For the British left, the struggle for the Democratic nomination should provide a welcome inspiration for action. It is a refreshing example of the power for renewal based on principles of social justice and economic equity. At long last, there is a real public policy debate over ends and means in a liberal democracy going on in the US and with it a re-examination of the purposes of the public interest, civil society and what constitutes the moral citizen. This discussion remains tentative and fuzzy, but a new language of politics appears to be emerging that threatens the conservative order that has dominated since Ronald Reagan’s election in 1980.

It is just over 100 years ago that the progressive movement emerged in the US to challenge, humanise and regulate the first global capitalism. It combined moral aspiration with programmatic politics that was to some extent bipartisan as it crossed traditional party lines. In many ways it is Edwards, more than Obama or Clinton, who seems to draw inspiration from those days as he battles on behalf of the threatened middle classes against Wall Street, the lobbyists and the vested interests whose greed and power have brought inequalities of wealth and income not seen in the US since the 1890s. But all the Democratic candidates are tapping into a national, popular mood for change that is emerging out of the brutality and squalor of the Bush years. To the world outside the US, this is encouraging news. George Bush’s unilateral imperialism has created enemies and critics of the country across the globe. The prisons at Abu Ghraib and Guantanamo Bay have come to symbolise the Bush years as torture has become an instrument of US policy.

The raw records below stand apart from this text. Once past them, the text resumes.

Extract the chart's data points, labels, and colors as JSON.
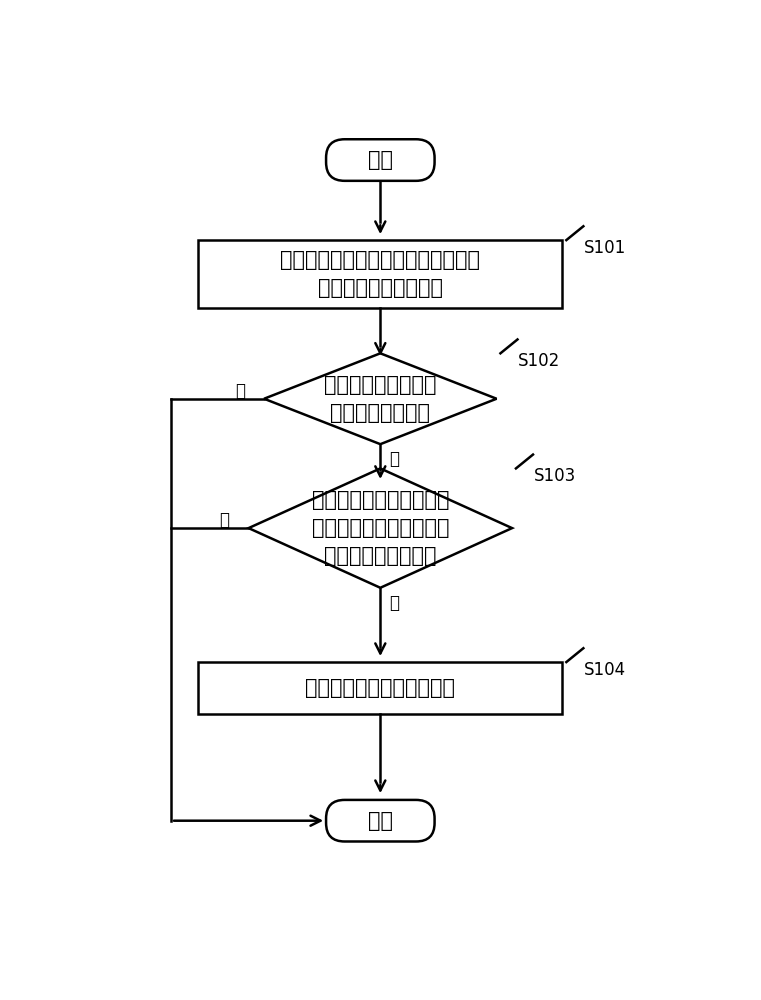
{
  "bg_color": "#ffffff",
  "line_color": "#000000",
  "text_color": "#000000",
  "font_size_main": 15,
  "font_size_label": 12,
  "start_end_text": [
    "开始",
    "结束"
  ],
  "step_labels": [
    "检测用户终端移动至距离人体为目标\n距离时的途经轨迹数据",
    "判断目标距离是否小\n于或等于预设距离",
    "判断预存储的特征数据集\n合中是否存在与途经轨迹\n数据匹配的特征数据",
    "将第一天线切换到第二天线"
  ],
  "step_ids": [
    "S101",
    "S102",
    "S103",
    "S104"
  ],
  "no_label": "否",
  "yes_label": "是"
}
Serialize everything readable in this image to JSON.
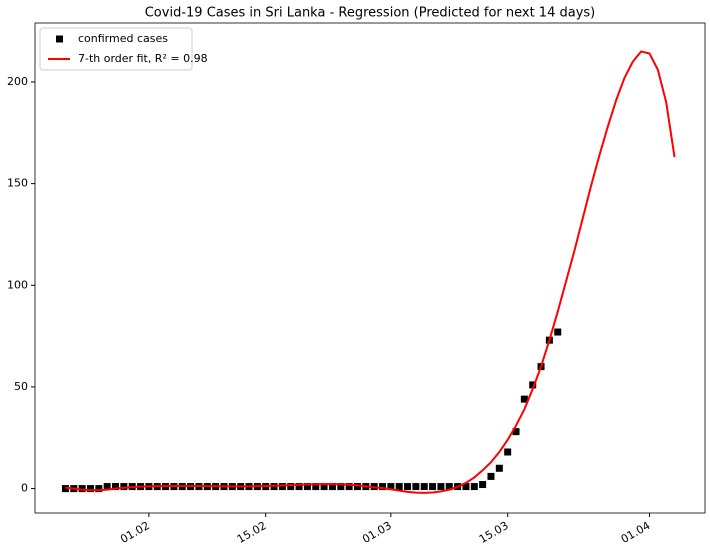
{
  "chart_data": {
    "type": "line",
    "title": "Covid-19 Cases in Sri Lanka - Regression (Predicted for next 14 days)",
    "x": [
      "22.01",
      "23.01",
      "24.01",
      "25.01",
      "26.01",
      "27.01",
      "28.01",
      "29.01",
      "30.01",
      "31.01",
      "01.02",
      "02.02",
      "03.02",
      "04.02",
      "05.02",
      "06.02",
      "07.02",
      "08.02",
      "09.02",
      "10.02",
      "11.02",
      "12.02",
      "13.02",
      "14.02",
      "15.02",
      "16.02",
      "17.02",
      "18.02",
      "19.02",
      "20.02",
      "21.02",
      "22.02",
      "23.02",
      "24.02",
      "25.02",
      "26.02",
      "27.02",
      "28.02",
      "29.02",
      "01.03",
      "02.03",
      "03.03",
      "04.03",
      "05.03",
      "06.03",
      "07.03",
      "08.03",
      "09.03",
      "10.03",
      "11.03",
      "12.03",
      "13.03",
      "14.03",
      "15.03",
      "16.03",
      "17.03",
      "18.03",
      "19.03",
      "20.03",
      "21.03",
      "22.03",
      "23.03",
      "24.03",
      "25.03",
      "26.03",
      "27.03",
      "28.03",
      "29.03",
      "30.03",
      "31.03",
      "01.04",
      "02.04",
      "03.04",
      "04.04"
    ],
    "series": [
      {
        "name": "confirmed cases",
        "color": "#000000",
        "style": "square",
        "values": [
          0,
          0,
          0,
          0,
          0,
          1,
          1,
          1,
          1,
          1,
          1,
          1,
          1,
          1,
          1,
          1,
          1,
          1,
          1,
          1,
          1,
          1,
          1,
          1,
          1,
          1,
          1,
          1,
          1,
          1,
          1,
          1,
          1,
          1,
          1,
          1,
          1,
          1,
          1,
          1,
          1,
          1,
          1,
          1,
          1,
          1,
          1,
          1,
          1,
          1,
          2,
          6,
          10,
          18,
          28,
          44,
          51,
          60,
          73,
          77,
          null,
          null,
          null,
          null,
          null,
          null,
          null,
          null,
          null,
          null,
          null,
          null,
          null,
          null
        ]
      },
      {
        "name": "7-th order fit, R² = 0.98",
        "color": "#ff0000",
        "style": "line",
        "values": [
          0.5,
          0,
          -0.5,
          -0.8,
          -0.8,
          -0.5,
          0,
          0.4,
          0.7,
          1,
          1.1,
          1.2,
          1.3,
          1.3,
          1.3,
          1.3,
          1.3,
          1.2,
          1.2,
          1.1,
          1.1,
          1.1,
          1.1,
          1.2,
          1.3,
          1.4,
          1.6,
          1.8,
          1.9,
          2,
          2.1,
          2.2,
          2.2,
          2.1,
          1.9,
          1.6,
          1.1,
          0.6,
          0.3,
          -0.3,
          -1,
          -1.6,
          -2,
          -2.1,
          -1.9,
          -1.4,
          -0.5,
          0.8,
          2.8,
          5.5,
          9,
          13,
          18,
          24,
          31,
          39,
          49,
          60,
          73,
          87,
          102,
          117,
          133,
          149,
          164,
          178,
          191,
          202,
          210,
          215,
          214,
          206,
          190,
          163
        ]
      }
    ],
    "xticks": [
      "01.02",
      "15.02",
      "01.03",
      "15.03",
      "01.04"
    ],
    "ylim": [
      -12,
      229
    ],
    "yticks": [
      0,
      50,
      100,
      150,
      200
    ],
    "legend": "upper left",
    "grid": false
  }
}
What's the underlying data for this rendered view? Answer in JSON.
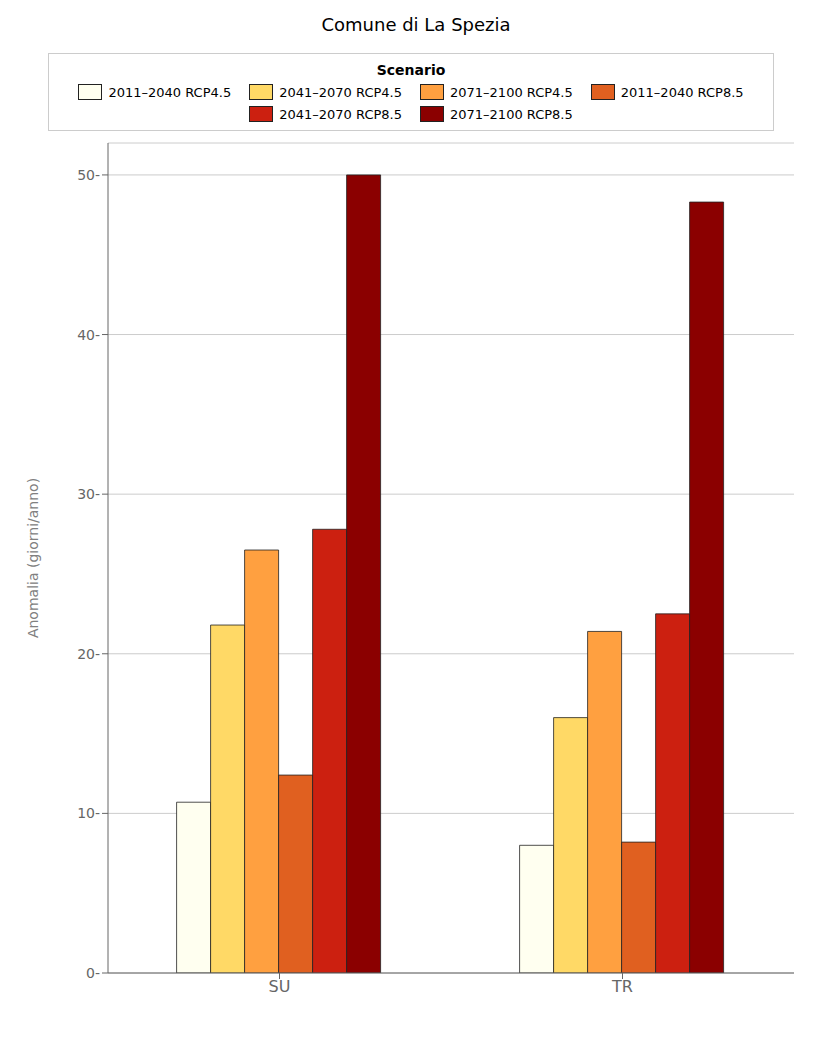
{
  "chart_data": {
    "type": "bar",
    "title": "Comune di La Spezia",
    "ylabel": "Anomalia (giorni/anno)",
    "legend_title": "Scenario",
    "categories": [
      "SU",
      "TR"
    ],
    "series": [
      {
        "name": "2011–2040 RCP4.5",
        "color": "#FFFFF0",
        "values": [
          10.7,
          8.0
        ]
      },
      {
        "name": "2041–2070 RCP4.5",
        "color": "#FFD966",
        "values": [
          21.8,
          16.0
        ]
      },
      {
        "name": "2071–2100 RCP4.5",
        "color": "#FFA040",
        "values": [
          26.5,
          21.4
        ]
      },
      {
        "name": "2011–2040 RCP8.5",
        "color": "#E06020",
        "values": [
          12.4,
          8.2
        ]
      },
      {
        "name": "2041–2070 RCP8.5",
        "color": "#CC2010",
        "values": [
          27.8,
          22.5
        ]
      },
      {
        "name": "2071–2100 RCP8.5",
        "color": "#8B0000",
        "values": [
          50.0,
          48.3
        ]
      }
    ],
    "ylim": [
      0,
      52
    ],
    "yticks": [
      {
        "value": 0,
        "label": "0-"
      },
      {
        "value": 10,
        "label": "10-"
      },
      {
        "value": 20,
        "label": "20-"
      },
      {
        "value": 30,
        "label": "30-"
      },
      {
        "value": 40,
        "label": "40-"
      },
      {
        "value": 50,
        "label": "50-"
      }
    ],
    "grid": true,
    "legend": "top"
  }
}
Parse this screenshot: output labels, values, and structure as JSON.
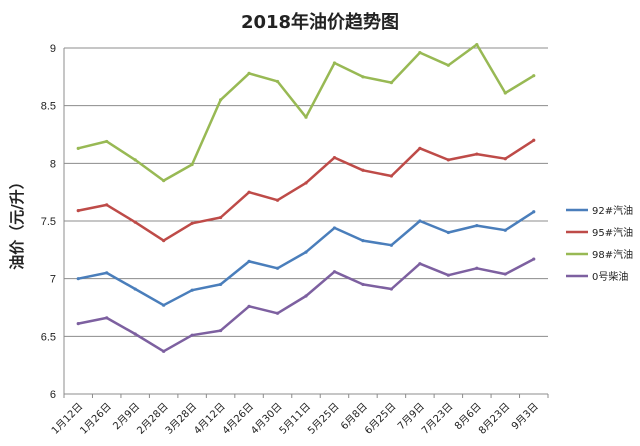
{
  "chart_data": {
    "type": "line",
    "title": "2018年油价趋势图",
    "xlabel": "",
    "ylabel": "油价（元/升）",
    "ylim": [
      6,
      9
    ],
    "yticks": [
      "6",
      "6.5",
      "7",
      "7.5",
      "8",
      "8.5",
      "9"
    ],
    "grid": true,
    "legend_position": "right",
    "categories": [
      "1月12日",
      "1月26日",
      "2月9日",
      "2月28日",
      "3月28日",
      "4月12日",
      "4月26日",
      "4月30日",
      "5月11日",
      "5月25日",
      "6月8日",
      "6月25日",
      "7月9日",
      "7月23日",
      "8月6日",
      "8月23日",
      "9月3日"
    ],
    "series": [
      {
        "name": "92#汽油",
        "color": "#4a7ebb",
        "values": [
          7.0,
          7.05,
          6.91,
          6.77,
          6.9,
          6.95,
          7.15,
          7.09,
          7.23,
          7.44,
          7.33,
          7.29,
          7.5,
          7.4,
          7.46,
          7.42,
          7.58
        ]
      },
      {
        "name": "95#汽油",
        "color": "#be4b48",
        "values": [
          7.59,
          7.64,
          7.49,
          7.33,
          7.48,
          7.53,
          7.75,
          7.68,
          7.83,
          8.05,
          7.94,
          7.89,
          8.13,
          8.03,
          8.08,
          8.04,
          8.2
        ]
      },
      {
        "name": "98#汽油",
        "color": "#98b954",
        "values": [
          8.13,
          8.19,
          8.03,
          7.85,
          7.99,
          8.55,
          8.78,
          8.71,
          8.4,
          8.87,
          8.75,
          8.7,
          8.96,
          8.85,
          9.03,
          8.61,
          8.76
        ]
      },
      {
        "name": "0号柴油",
        "color": "#7d60a0",
        "values": [
          6.61,
          6.66,
          6.52,
          6.37,
          6.51,
          6.55,
          6.76,
          6.7,
          6.85,
          7.06,
          6.95,
          6.91,
          7.13,
          7.03,
          7.09,
          7.04,
          7.17
        ]
      }
    ]
  }
}
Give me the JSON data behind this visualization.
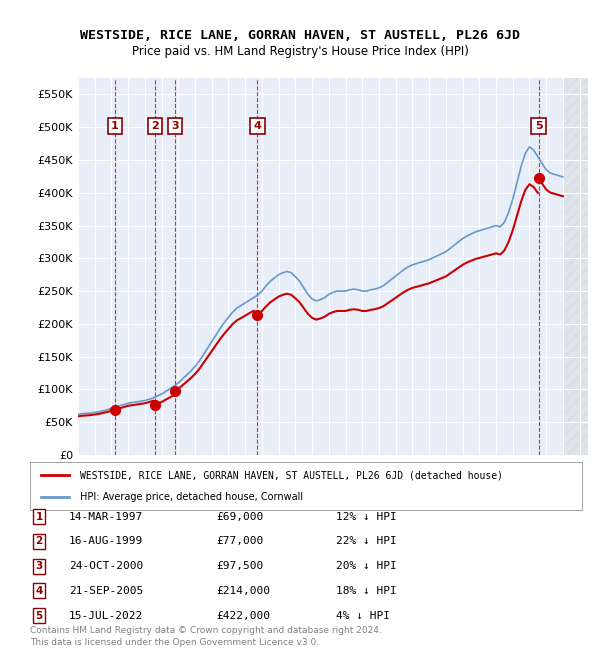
{
  "title": "WESTSIDE, RICE LANE, GORRAN HAVEN, ST AUSTELL, PL26 6JD",
  "subtitle": "Price paid vs. HM Land Registry's House Price Index (HPI)",
  "background_color": "#e8eef8",
  "plot_bg_color": "#e8eef8",
  "ylim": [
    0,
    575000
  ],
  "yticks": [
    0,
    50000,
    100000,
    150000,
    200000,
    250000,
    300000,
    350000,
    400000,
    450000,
    500000,
    550000
  ],
  "ytick_labels": [
    "£0",
    "£50K",
    "£100K",
    "£150K",
    "£200K",
    "£250K",
    "£300K",
    "£350K",
    "£400K",
    "£450K",
    "£500K",
    "£550K"
  ],
  "xlim_start": 1995.0,
  "xlim_end": 2025.5,
  "sales": [
    {
      "num": 1,
      "date": "14-MAR-1997",
      "year": 1997.2,
      "price": 69000,
      "hpi_pct": "12% ↓ HPI"
    },
    {
      "num": 2,
      "date": "16-AUG-1999",
      "year": 1999.62,
      "price": 77000,
      "hpi_pct": "22% ↓ HPI"
    },
    {
      "num": 3,
      "date": "24-OCT-2000",
      "year": 2000.82,
      "price": 97500,
      "hpi_pct": "20% ↓ HPI"
    },
    {
      "num": 4,
      "date": "21-SEP-2005",
      "year": 2005.72,
      "price": 214000,
      "hpi_pct": "18% ↓ HPI"
    },
    {
      "num": 5,
      "date": "15-JUL-2022",
      "year": 2022.54,
      "price": 422000,
      "hpi_pct": "4% ↓ HPI"
    }
  ],
  "red_line_color": "#cc0000",
  "blue_line_color": "#6699cc",
  "marker_color": "#cc0000",
  "dashed_color": "#cc0000",
  "legend_line1": "WESTSIDE, RICE LANE, GORRAN HAVEN, ST AUSTELL, PL26 6JD (detached house)",
  "legend_line2": "HPI: Average price, detached house, Cornwall",
  "footer1": "Contains HM Land Registry data © Crown copyright and database right 2024.",
  "footer2": "This data is licensed under the Open Government Licence v3.0.",
  "hpi_years": [
    1995.0,
    1995.25,
    1995.5,
    1995.75,
    1996.0,
    1996.25,
    1996.5,
    1996.75,
    1997.0,
    1997.25,
    1997.5,
    1997.75,
    1998.0,
    1998.25,
    1998.5,
    1998.75,
    1999.0,
    1999.25,
    1999.5,
    1999.75,
    2000.0,
    2000.25,
    2000.5,
    2000.75,
    2001.0,
    2001.25,
    2001.5,
    2001.75,
    2002.0,
    2002.25,
    2002.5,
    2002.75,
    2003.0,
    2003.25,
    2003.5,
    2003.75,
    2004.0,
    2004.25,
    2004.5,
    2004.75,
    2005.0,
    2005.25,
    2005.5,
    2005.75,
    2006.0,
    2006.25,
    2006.5,
    2006.75,
    2007.0,
    2007.25,
    2007.5,
    2007.75,
    2008.0,
    2008.25,
    2008.5,
    2008.75,
    2009.0,
    2009.25,
    2009.5,
    2009.75,
    2010.0,
    2010.25,
    2010.5,
    2010.75,
    2011.0,
    2011.25,
    2011.5,
    2011.75,
    2012.0,
    2012.25,
    2012.5,
    2012.75,
    2013.0,
    2013.25,
    2013.5,
    2013.75,
    2014.0,
    2014.25,
    2014.5,
    2014.75,
    2015.0,
    2015.25,
    2015.5,
    2015.75,
    2016.0,
    2016.25,
    2016.5,
    2016.75,
    2017.0,
    2017.25,
    2017.5,
    2017.75,
    2018.0,
    2018.25,
    2018.5,
    2018.75,
    2019.0,
    2019.25,
    2019.5,
    2019.75,
    2020.0,
    2020.25,
    2020.5,
    2020.75,
    2021.0,
    2021.25,
    2021.5,
    2021.75,
    2022.0,
    2022.25,
    2022.5,
    2022.75,
    2023.0,
    2023.25,
    2023.5,
    2023.75,
    2024.0
  ],
  "hpi_values": [
    62000,
    63000,
    63500,
    64000,
    65000,
    66000,
    67500,
    69000,
    71000,
    73000,
    75000,
    77000,
    79000,
    80000,
    81000,
    82000,
    83000,
    85000,
    87000,
    90000,
    93000,
    97000,
    101000,
    105000,
    110000,
    116000,
    122000,
    128000,
    135000,
    143000,
    153000,
    163000,
    173000,
    183000,
    193000,
    202000,
    210000,
    218000,
    224000,
    228000,
    232000,
    236000,
    240000,
    244000,
    250000,
    258000,
    265000,
    270000,
    275000,
    278000,
    280000,
    278000,
    272000,
    265000,
    255000,
    245000,
    238000,
    235000,
    237000,
    240000,
    245000,
    248000,
    250000,
    250000,
    250000,
    252000,
    253000,
    252000,
    250000,
    250000,
    252000,
    253000,
    255000,
    258000,
    263000,
    268000,
    273000,
    278000,
    283000,
    287000,
    290000,
    292000,
    294000,
    296000,
    298000,
    301000,
    304000,
    307000,
    310000,
    315000,
    320000,
    325000,
    330000,
    334000,
    337000,
    340000,
    342000,
    344000,
    346000,
    348000,
    350000,
    348000,
    355000,
    370000,
    390000,
    415000,
    440000,
    460000,
    470000,
    465000,
    455000,
    445000,
    435000,
    430000,
    428000,
    426000,
    424000
  ]
}
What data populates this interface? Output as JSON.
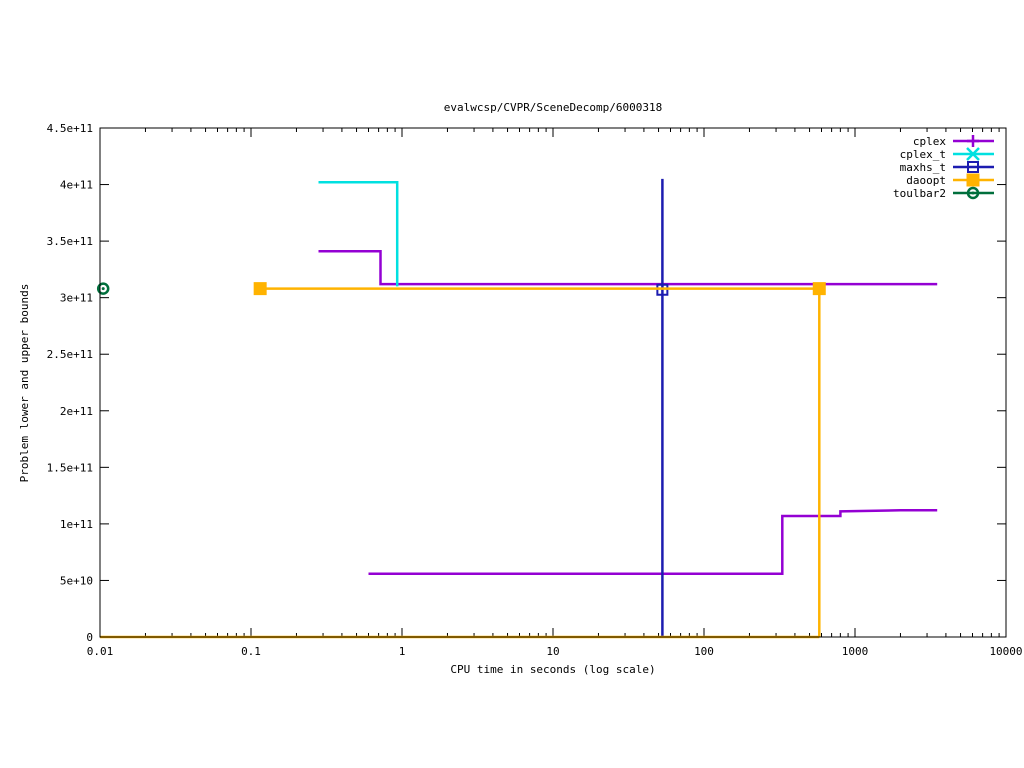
{
  "chart_data": {
    "type": "line",
    "title": "evalwcsp/CVPR/SceneDecomp/6000318",
    "xlabel": "CPU time in seconds (log scale)",
    "ylabel": "Problem lower and upper bounds",
    "xscale": "log",
    "xlim": [
      0.01,
      10000
    ],
    "ylim": [
      0,
      450000000000
    ],
    "xticks": [
      0.01,
      0.1,
      1,
      10,
      100,
      1000,
      10000
    ],
    "xtick_labels": [
      "0.01",
      "0.1",
      "1",
      "10",
      "100",
      "1000",
      "10000"
    ],
    "yticks": [
      0,
      50000000000,
      100000000000,
      150000000000,
      200000000000,
      250000000000,
      300000000000,
      350000000000,
      400000000000,
      450000000000
    ],
    "ytick_labels": [
      "0",
      "5e+10",
      "1e+11",
      "1.5e+11",
      "2e+11",
      "2.5e+11",
      "3e+11",
      "3.5e+11",
      "4e+11",
      "4.5e+11"
    ],
    "grid": false,
    "legend_position": "top-right",
    "series": [
      {
        "name": "cplex",
        "color": "#9400d3",
        "marker": "plus",
        "segments": [
          {
            "step": true,
            "x": [
              0.28,
              0.72,
              0.72,
              3500
            ],
            "y": [
              341000000000,
              341000000000,
              312000000000,
              312000000000
            ]
          },
          {
            "step": true,
            "x": [
              0.6,
              330,
              330,
              800,
              800,
              2000,
              3500
            ],
            "y": [
              56000000000,
              56000000000,
              107000000000,
              107000000000,
              111000000000,
              112000000000,
              112000000000
            ]
          }
        ]
      },
      {
        "name": "cplex_t",
        "color": "#00e0e0",
        "marker": "cross",
        "segments": [
          {
            "step": true,
            "x": [
              0.28,
              0.93,
              0.93
            ],
            "y": [
              402000000000,
              402000000000,
              310000000000
            ]
          }
        ]
      },
      {
        "name": "maxhs_t",
        "color": "#1c1cb0",
        "marker": "square",
        "segments": [
          {
            "step": false,
            "x": [
              53,
              53
            ],
            "y": [
              405000000000,
              0
            ]
          }
        ],
        "points": [
          {
            "x": 53,
            "y": 307000000000
          }
        ]
      },
      {
        "name": "daoopt",
        "color": "#ffb300",
        "marker": "filled-square",
        "segments": [
          {
            "step": false,
            "x": [
              0.115,
              580,
              580
            ],
            "y": [
              308000000000,
              308000000000,
              0
            ]
          },
          {
            "step": false,
            "x": [
              0.01,
              580
            ],
            "y": [
              0,
              0
            ]
          }
        ],
        "points": [
          {
            "x": 0.115,
            "y": 308000000000
          },
          {
            "x": 580,
            "y": 308000000000
          }
        ]
      },
      {
        "name": "toulbar2",
        "color": "#006f3c",
        "marker": "circle",
        "segments": [],
        "points": [
          {
            "x": 0.0105,
            "y": 308000000000
          }
        ]
      }
    ]
  }
}
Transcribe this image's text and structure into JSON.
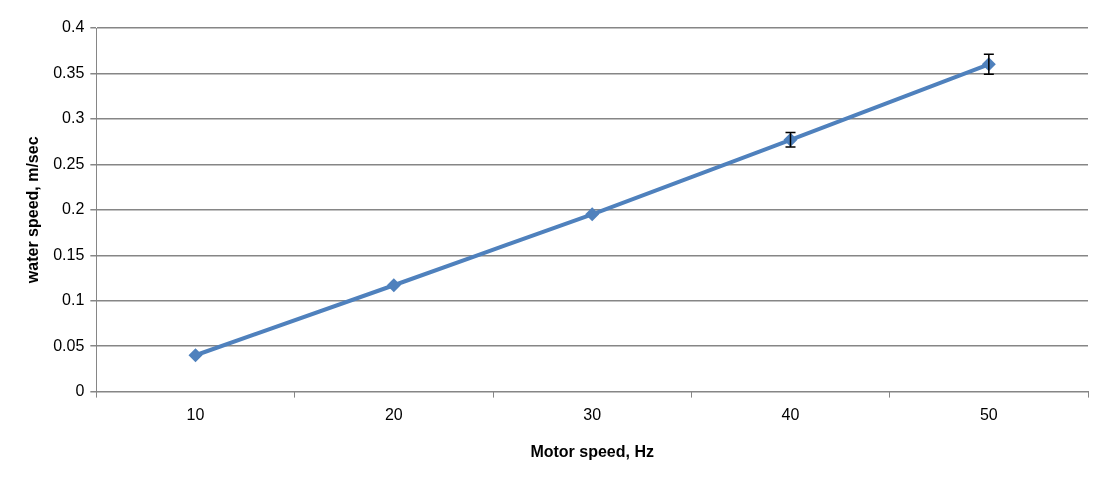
{
  "chart_data": {
    "type": "line",
    "xlabel": "Motor speed, Hz",
    "ylabel": "water speed, m/sec",
    "categories": [
      "10",
      "20",
      "30",
      "40",
      "50"
    ],
    "series": [
      {
        "color": "#4f81bd",
        "values": [
          0.04,
          0.117,
          0.195,
          0.277,
          0.36
        ],
        "errors": [
          null,
          null,
          null,
          0.008,
          0.011
        ]
      }
    ],
    "ylim": [
      0,
      0.4
    ],
    "yticks": [
      0,
      0.05,
      0.1,
      0.15,
      0.2,
      0.25,
      0.3,
      0.35,
      0.4
    ],
    "grid": "y",
    "legend": false,
    "marker": "diamond",
    "line_style": "solid"
  }
}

Obama is not naive and he is well aware of the difficulties and dilemmas he would face as president. Clinton believes she is already tried and tested. Either would have to govern in a turbulent and dangerous world. But both seem willing to practise conciliation, co-operation, multilateralism, working through the United Nations and other international institutions. Moreover the presence of either in the White House would reveal to the world a different, friendlier and more idealistic America.

It is possible the inspiration could soon evaporate if the Republican candidate for the presidency seeks to play on the fears of white Americans and those who do not want a woman as president. That party’s attack machine has a well-deserved reputation for its mendacity and ruthlessness. It can be guaranteed to go for Obama as a subversive threat to the American way of life and denigrate Clinton with an undertone of sexism and misogyny. It is going to be a long and hard road – whoever wins the Democratic nomination.

This is why November 2008 could go down as one of the most decisive contests in American history, comparable to 1860 when Abraham Lincoln was elected president, 1932 when Franklin Roosevelt won and 1980 when Ronald Reagan declared it was morning again in America and created the inequitable and divisive nation with which the Clintons and their New Democrats collaborated.

But there remains one growing danger that no one – except Edwards – is talking about at the moment in the American primaries – the spectre of a severe economic recession. The avarice and recklessness of the financial elites is threatening to destabilise the economic system. The current promise of Clinton or Obama cannot be denied, but the grim economic and social realities of 2008 are going to test their resolve and that of their party in the months ahead – even if it makes November’s presidential election one that is for the Democrats to lose.